As the profane images of the massacres in Gaza invaded our newsfeeds on social-media networks and television newscasts, many of us sat mesmerised in disbelief. As humans we are lured by the images of calamity. In her essay collection Regarding the Pain of Others, Susan Sontag argues that there is something pornographic about images of calamity. Humans, according to Sontag, are lured by images of disaster and pain, but this time there was nothing luring. The images blazing live from Shajaeya, Khuza, Khan Younis, Rafah, and the entire Gaza Strip are not images of the other. They are a projection of a parallel universe that very much exists. Gaza is not the other. Gaza is us. This is the reality that Palestinians have not faced in years, the unyielding brutality of Israeli occupation that many of us have so luxuriously been able to ignore since Oslo. The feeling of helplessness does not stem from fear but from utter shock at relearning what occupation is. The genocidal facts that come out of Gaza tell the true narrative of the Palestinian struggle. We are all targets. We are all prisoners in an open-air prison. We are not in control; we are not free.
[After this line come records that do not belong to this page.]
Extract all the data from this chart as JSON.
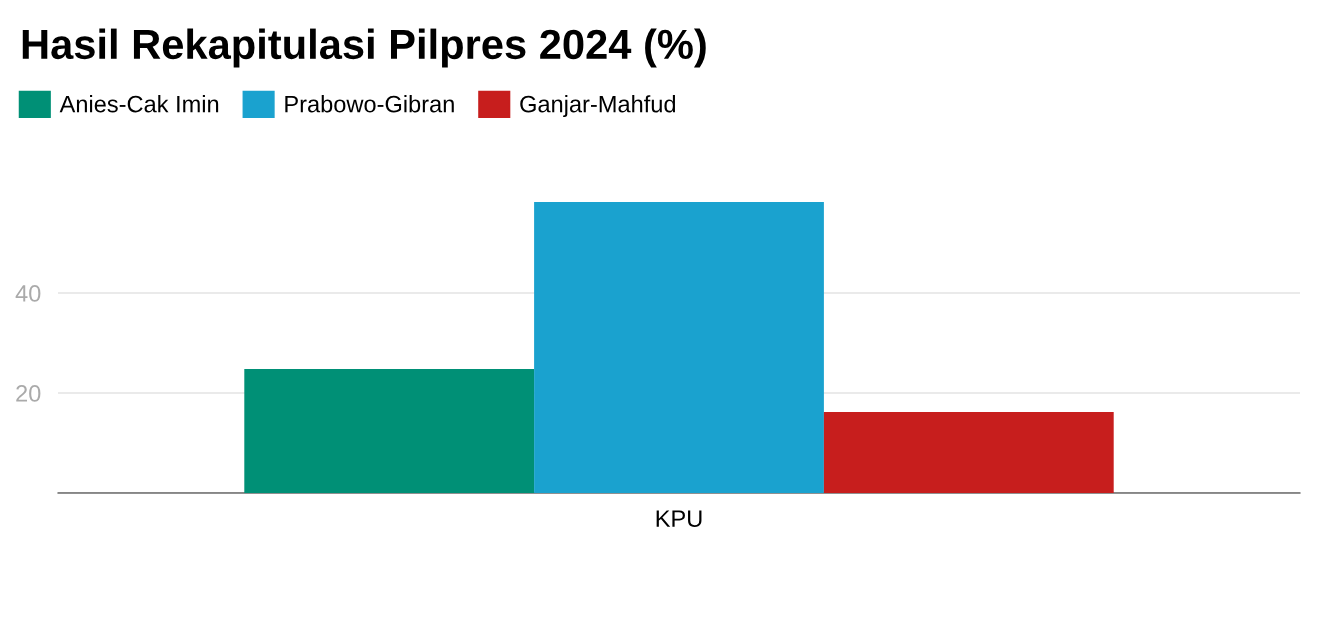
{
  "chart_data": {
    "type": "bar",
    "title": "Hasil Rekapitulasi Pilpres 2024 (%)",
    "categories": [
      "KPU"
    ],
    "series": [
      {
        "name": "Anies-Cak Imin",
        "color": "#009076",
        "values": [
          24.8
        ]
      },
      {
        "name": "Prabowo-Gibran",
        "color": "#1aa2cf",
        "values": [
          58.2
        ]
      },
      {
        "name": "Ganjar-Mahfud",
        "color": "#c71e1d",
        "values": [
          16.2
        ]
      }
    ],
    "ylim": [
      0,
      58.2
    ],
    "yticks": [
      {
        "value": 0,
        "label": null
      },
      20,
      40
    ],
    "grid": "y",
    "legend": "top left"
  }
}
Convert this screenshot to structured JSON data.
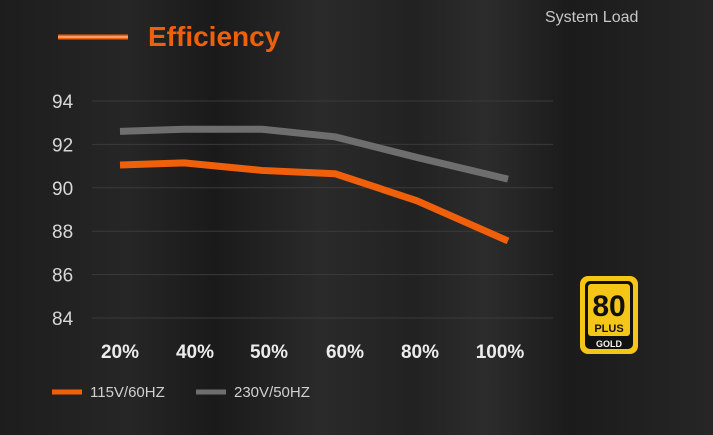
{
  "chart_data": {
    "type": "line",
    "title": "Efficiency",
    "xlabel": "System Load",
    "ylabel": "",
    "categories": [
      "20%",
      "40%",
      "50%",
      "60%",
      "80%",
      "100%"
    ],
    "yticks": [
      94,
      92,
      90,
      88,
      86,
      84
    ],
    "ylim": [
      84,
      94
    ],
    "grid": true,
    "legend_position": "bottom-left",
    "series": [
      {
        "name": "115V/60HZ",
        "color": "#f0600a",
        "values": [
          91.05,
          91.15,
          90.8,
          90.65,
          89.4,
          87.55
        ]
      },
      {
        "name": "230V/50HZ",
        "color": "#6e6e6e",
        "values": [
          92.6,
          92.7,
          92.7,
          92.35,
          91.4,
          90.4
        ]
      }
    ]
  },
  "badge": {
    "number": "80",
    "plus": "PLUS",
    "tier": "GOLD",
    "color": "#f5c518"
  }
}
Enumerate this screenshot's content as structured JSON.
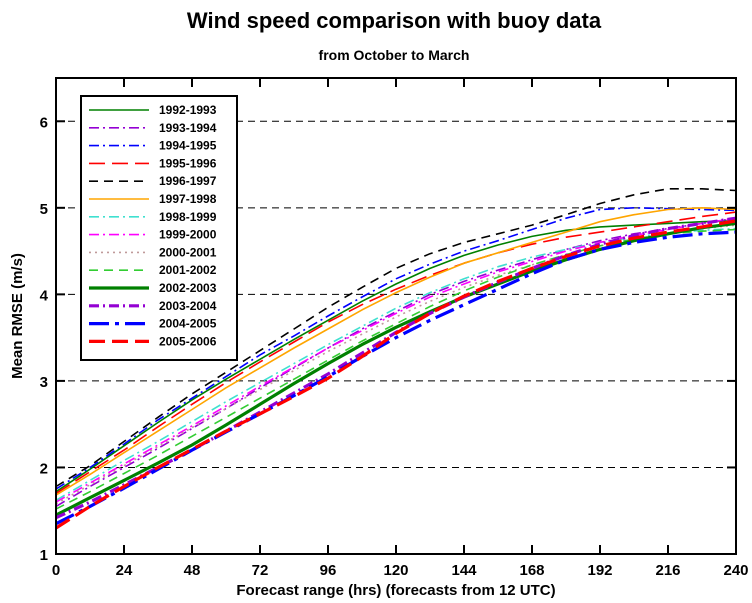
{
  "chart_data": {
    "type": "line",
    "title": "Wind speed comparison with buoy data",
    "subtitle": "from October to March",
    "xlabel": "Forecast range (hrs) (forecasts from 12 UTC)",
    "ylabel": "Mean RMSE (m/s)",
    "xlim": [
      0,
      240
    ],
    "ylim": [
      1,
      6.5
    ],
    "xticks": [
      "0",
      "24",
      "48",
      "72",
      "96",
      "120",
      "144",
      "168",
      "192",
      "216",
      "240"
    ],
    "yticks": [
      "1",
      "2",
      "3",
      "4",
      "5",
      "6"
    ],
    "grid": "horizontal dashed",
    "legend_position": "top-left",
    "x": [
      0,
      12,
      24,
      36,
      48,
      60,
      72,
      84,
      96,
      108,
      120,
      132,
      144,
      156,
      168,
      180,
      192,
      204,
      216,
      228,
      240
    ],
    "series": [
      {
        "name": "1992-1993",
        "color": "#008000",
        "dash": "solid",
        "width": 1.6,
        "values": [
          1.72,
          1.98,
          2.25,
          2.52,
          2.78,
          3.02,
          3.25,
          3.48,
          3.7,
          3.92,
          4.12,
          4.3,
          4.45,
          4.57,
          4.67,
          4.74,
          4.78,
          4.8,
          4.82,
          4.84,
          4.85
        ]
      },
      {
        "name": "1993-1994",
        "color": "#9400d3",
        "dash": "dashdot",
        "width": 1.6,
        "values": [
          1.55,
          1.78,
          2.0,
          2.22,
          2.45,
          2.68,
          2.92,
          3.15,
          3.38,
          3.6,
          3.8,
          4.0,
          4.15,
          4.28,
          4.4,
          4.52,
          4.62,
          4.7,
          4.76,
          4.82,
          4.88
        ]
      },
      {
        "name": "1994-1995",
        "color": "#0000ff",
        "dash": "dashdot",
        "width": 1.6,
        "values": [
          1.75,
          2.0,
          2.27,
          2.55,
          2.8,
          3.05,
          3.3,
          3.52,
          3.75,
          3.97,
          4.18,
          4.35,
          4.5,
          4.62,
          4.75,
          4.88,
          4.98,
          5.0,
          4.99,
          4.98,
          4.97
        ]
      },
      {
        "name": "1995-1996",
        "color": "#ff0000",
        "dash": "longdash",
        "width": 1.6,
        "values": [
          1.7,
          1.95,
          2.2,
          2.47,
          2.73,
          2.98,
          3.22,
          3.45,
          3.68,
          3.88,
          4.06,
          4.22,
          4.36,
          4.48,
          4.58,
          4.66,
          4.72,
          4.78,
          4.84,
          4.9,
          4.95
        ]
      },
      {
        "name": "1996-1997",
        "color": "#000000",
        "dash": "dashed",
        "width": 1.6,
        "values": [
          1.78,
          2.02,
          2.3,
          2.58,
          2.85,
          3.1,
          3.35,
          3.6,
          3.85,
          4.08,
          4.3,
          4.47,
          4.6,
          4.7,
          4.8,
          4.92,
          5.05,
          5.15,
          5.22,
          5.22,
          5.2
        ]
      },
      {
        "name": "1997-1998",
        "color": "#ffa500",
        "dash": "solid",
        "width": 1.6,
        "values": [
          1.68,
          1.92,
          2.17,
          2.42,
          2.67,
          2.92,
          3.15,
          3.38,
          3.6,
          3.82,
          4.02,
          4.2,
          4.36,
          4.48,
          4.6,
          4.72,
          4.84,
          4.92,
          4.98,
          5.0,
          4.98
        ]
      },
      {
        "name": "1998-1999",
        "color": "#40e0d0",
        "dash": "dashdot",
        "width": 1.6,
        "values": [
          1.62,
          1.85,
          2.08,
          2.3,
          2.53,
          2.76,
          2.98,
          3.2,
          3.42,
          3.63,
          3.84,
          4.02,
          4.18,
          4.32,
          4.43,
          4.52,
          4.6,
          4.66,
          4.71,
          4.74,
          4.76
        ]
      },
      {
        "name": "1999-2000",
        "color": "#ff00ff",
        "dash": "dashdot",
        "width": 1.6,
        "values": [
          1.6,
          1.82,
          2.04,
          2.26,
          2.48,
          2.71,
          2.94,
          3.16,
          3.38,
          3.58,
          3.78,
          3.97,
          4.12,
          4.26,
          4.38,
          4.5,
          4.6,
          4.68,
          4.75,
          4.82,
          4.88
        ]
      },
      {
        "name": "2000-2001",
        "color": "#c09a9a",
        "dash": "dotted",
        "width": 1.6,
        "values": [
          1.58,
          1.8,
          2.02,
          2.24,
          2.46,
          2.68,
          2.9,
          3.12,
          3.34,
          3.54,
          3.74,
          3.92,
          4.08,
          4.22,
          4.34,
          4.46,
          4.56,
          4.64,
          4.7,
          4.76,
          4.8
        ]
      },
      {
        "name": "2001-2002",
        "color": "#32cd32",
        "dash": "dashed",
        "width": 1.6,
        "values": [
          1.52,
          1.72,
          1.93,
          2.14,
          2.36,
          2.58,
          2.8,
          3.02,
          3.24,
          3.46,
          3.66,
          3.86,
          4.04,
          4.2,
          4.34,
          4.46,
          4.56,
          4.64,
          4.7,
          4.73,
          4.75
        ]
      },
      {
        "name": "2002-2003",
        "color": "#008000",
        "dash": "solid",
        "width": 3.2,
        "values": [
          1.45,
          1.65,
          1.85,
          2.05,
          2.26,
          2.49,
          2.73,
          2.97,
          3.2,
          3.42,
          3.62,
          3.8,
          3.97,
          4.12,
          4.27,
          4.4,
          4.52,
          4.62,
          4.7,
          4.77,
          4.82
        ]
      },
      {
        "name": "2003-2004",
        "color": "#9400d3",
        "dash": "dashdot",
        "width": 3.2,
        "values": [
          1.42,
          1.6,
          1.8,
          2.0,
          2.2,
          2.42,
          2.64,
          2.86,
          3.08,
          3.32,
          3.56,
          3.78,
          3.97,
          4.14,
          4.3,
          4.45,
          4.58,
          4.68,
          4.76,
          4.82,
          4.88
        ]
      },
      {
        "name": "2004-2005",
        "color": "#0000ff",
        "dash": "longdashdot",
        "width": 3.2,
        "values": [
          1.35,
          1.55,
          1.76,
          1.98,
          2.2,
          2.41,
          2.62,
          2.83,
          3.05,
          3.28,
          3.5,
          3.7,
          3.88,
          4.06,
          4.24,
          4.4,
          4.52,
          4.6,
          4.66,
          4.7,
          4.72
        ]
      },
      {
        "name": "2005-2006",
        "color": "#ff0000",
        "dash": "longdash",
        "width": 3.2,
        "values": [
          1.3,
          1.55,
          1.78,
          2.0,
          2.21,
          2.42,
          2.62,
          2.82,
          3.03,
          3.28,
          3.55,
          3.78,
          3.98,
          4.15,
          4.3,
          4.44,
          4.56,
          4.65,
          4.72,
          4.78,
          4.85
        ]
      }
    ]
  }
}
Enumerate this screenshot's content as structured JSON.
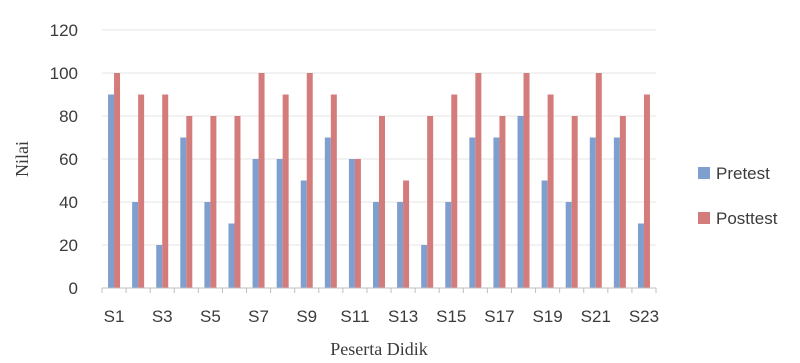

Regardless of any feelings of pride and high morale, we are ultimately the occupied, the battered, the killed, and the orphaned.
I am not crippled because I am afraid; I am crippled because I, like many others, fell for the hologram of a peaceful life. I let my daily simplistic desires take over. I was busy potty training, feeding, and planning a bright future for my children. But now it is apparent to me, there is no bright future for any child if the status quo continues. There is no peace if we are nothing but moving targets for gun-happy settlers. The bright future I have been romantically dreaming of for Basil and Taima is not possible with 10,000 injured in Gaza over the course of a month. It is not possible with so many children recounting the horror of being stuck underneath the rubble of their own homes. Any bright future should include a just and fair solution for all of us. We cannot continue to live like this.
I am crippled because I am finally waking up, and I am trying to come to terms with the reality all of us have not yet faced. This is exactly how Sleeping Beauty must have felt after waking up – dazed, disoriented, and helpless.
I am crippled now, but soon I will get over it. And so will all of us. And soon helplessness will be replaced with action. You just wait.
» Dr. Riyam Kafri AbuLaban is a chemist by training, a writer by passion. She is an assistant professor at Al Quds University, Abu Dis, Palestine, and a mother of two. She is currently working on a food memoir that documents food, motherhood, and Palestine. In her free time she makes homemade ice cream and cupcakes with the help of the tiny little hands of Basil and Taima. At the epicentre of her creativity is her husband and partner Ahmed.